Asset and debt division is one of the most important aspects of any divorce case. Even if you put the necessary time into this, there’s still a chance it will slow you down, add to your stress and have you wondering about the impact on your financial future.
Joint credit card debt is one of the most common sticking points. Even if you own up to the fact that you’re responsible for half the debt, it doesn’t make it any easier to deal with.
Fortunately, there are some strategies you can use to help ease the tension. Consider the following:
- Tally your joint credit card debt as soon as possible: Don’t let this hang over your head as the divorce process arrives, as a lack of knowledge can result in a big surprise that can throw you off track.

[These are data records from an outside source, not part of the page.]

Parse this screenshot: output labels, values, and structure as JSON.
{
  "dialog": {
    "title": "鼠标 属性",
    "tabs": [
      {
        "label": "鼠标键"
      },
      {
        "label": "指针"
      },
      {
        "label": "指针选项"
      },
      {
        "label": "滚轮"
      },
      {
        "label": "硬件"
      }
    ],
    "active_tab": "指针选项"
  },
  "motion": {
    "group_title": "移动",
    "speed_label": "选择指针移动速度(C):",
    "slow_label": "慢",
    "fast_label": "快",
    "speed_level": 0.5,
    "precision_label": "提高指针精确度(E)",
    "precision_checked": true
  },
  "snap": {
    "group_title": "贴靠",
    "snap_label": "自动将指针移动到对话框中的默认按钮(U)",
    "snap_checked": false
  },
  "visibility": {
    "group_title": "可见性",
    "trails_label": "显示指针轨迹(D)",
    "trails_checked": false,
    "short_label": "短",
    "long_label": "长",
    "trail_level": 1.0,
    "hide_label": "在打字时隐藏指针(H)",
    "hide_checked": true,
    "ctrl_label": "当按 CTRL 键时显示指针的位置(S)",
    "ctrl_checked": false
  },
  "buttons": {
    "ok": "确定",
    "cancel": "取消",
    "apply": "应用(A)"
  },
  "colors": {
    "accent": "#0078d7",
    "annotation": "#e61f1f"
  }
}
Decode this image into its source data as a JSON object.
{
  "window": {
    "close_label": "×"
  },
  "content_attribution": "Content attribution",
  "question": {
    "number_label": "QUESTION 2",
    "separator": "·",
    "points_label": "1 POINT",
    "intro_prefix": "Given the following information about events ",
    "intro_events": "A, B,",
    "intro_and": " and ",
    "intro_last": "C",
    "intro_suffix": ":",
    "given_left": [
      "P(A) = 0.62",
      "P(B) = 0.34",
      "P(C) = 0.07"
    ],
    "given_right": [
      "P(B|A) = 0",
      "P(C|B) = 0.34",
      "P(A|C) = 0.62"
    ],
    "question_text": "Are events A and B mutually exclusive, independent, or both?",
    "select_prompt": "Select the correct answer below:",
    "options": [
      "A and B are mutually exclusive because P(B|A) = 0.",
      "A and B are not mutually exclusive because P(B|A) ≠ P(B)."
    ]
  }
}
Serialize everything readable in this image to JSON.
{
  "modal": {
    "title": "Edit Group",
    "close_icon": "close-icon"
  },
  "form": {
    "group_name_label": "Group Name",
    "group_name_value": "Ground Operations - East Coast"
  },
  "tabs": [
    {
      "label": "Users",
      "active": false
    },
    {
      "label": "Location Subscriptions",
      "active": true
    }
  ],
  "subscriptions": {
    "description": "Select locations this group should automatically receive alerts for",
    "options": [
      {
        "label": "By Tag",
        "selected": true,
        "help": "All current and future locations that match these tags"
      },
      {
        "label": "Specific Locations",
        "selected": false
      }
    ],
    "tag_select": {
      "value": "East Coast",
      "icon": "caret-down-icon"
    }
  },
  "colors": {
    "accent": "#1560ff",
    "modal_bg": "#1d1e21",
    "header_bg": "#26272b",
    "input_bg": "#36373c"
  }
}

- Talk to your soon-to-be ex-spouse about your options: Once you agree that you’re both responsible for the joint debt, look into ways of eliminating it. For instance, if you have enough expendable cash, you could agree to use some of it to pay off or pay down your joint credit card debt before divorce.
- Close all joint credit cards: Maybe you can’t trust yourself to not use them. Or maybe you don’t trust the other person. Either way, when you close all joint credit cards you eliminate the risk of adding to your balance.
- Open a balance transfer credit card account: With this, you can take on your half of the balance, thus leaving the rest for your ex to figure out. This is what you want, as you’re now only responsible for yourself.
Bankruptcy is also an option for those facing mounds of debt, including joint credit card accounts. The process may allow you to discharge most of your debts, thus giving the two of you a fresh start post-divorce.
Joint credit card debt can complicate a divorce, but it doesn’t have to. When you take action early on, you can formulate a plan for tackling your debt and protecting your legal rights at the same time. And when you do that, you’ll feel better about turning your attention to other details that deserve just as much of your time.